Felix introduced adoptian views into that part of Spain which belonged to the Franks, and Charlemagne thought it necessary to assemble a synod at Regensburg (Ratisbon), in 792, before which the bishop was summoned to explain and justify the new doctrine. Instead of this he renounced it, and confirmed his renunciation by a solemn oath to Pope Adrian, to whom the synod sent him. The recantation was probably insincere, for on returning to his diocese he taught adoptianism as before. Another synod was held at Frankfort in 794, by which the new doctrine was again formally condemned, though neither Felix nor any of his followers appeared.

In this synod Alcuin of York took part. A friendly letter from Alcuin, and a controversial pamphlet, to which Felix replied, were followed by the sending of several commissions of clergy to Spain to endeavour to put down the heresy. Archbishop Leidrad (d. 816) of Lyons, being on one of these commissions, persuaded Felix to appear before a synod at Aix-la-Chapelle in 799. There, after six days’ disputing with Alcuin, he again recanted his heresy. The rest of his life was spent under the supervision of the archbishop at Lyons, where he died in 816. Elipandus, secure in his see at Toledo, never swerved from the adoptian views, which, however, were almost universally abandoned after the two leaders died.
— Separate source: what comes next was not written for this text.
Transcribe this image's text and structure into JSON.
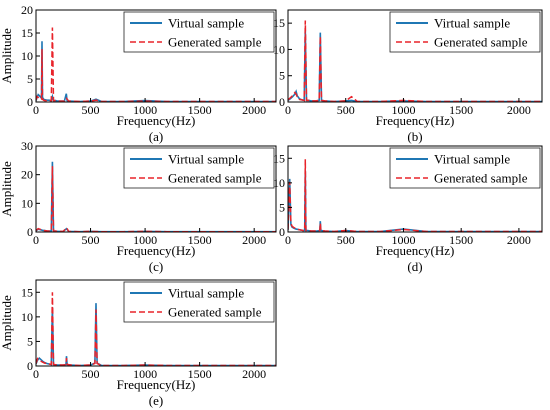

In the scholastic discussions of the 12th century the question came to the front again, for the doctrine as framed by Alcuin was not universally accepted. Thus both Abelard and Peter Lombard, in the interest of the immutability of the divine substance (holding that God could not “become” anything), gravitated towards a Nestorian position. The great opponent of their Christology, which was known as Nihilianism, was the German scholar Gerhoch, who, for his bold assertion of the perfect interpenetration of deity and humanity in Christ, was accused of Eutychianism. The proposition Deus non factus est aliquid secundum quod est homo was condemned by a synod of Tours in 1163 and again by the Lateran synod of 1179, but Adoptianism continued all through the middle ages to be a source of theological dispute.

See A. Harnack, Hist. of Dogma, esp. vol. v. pp. 279-292; R. Ottley, The Doctrine of the Incarnation, vol. i. p. 228 ff, vol. ii. pp. 151-161; Herzog-Hauck, Realencyk., art. “Adoptianismus.”  (A. J. G.)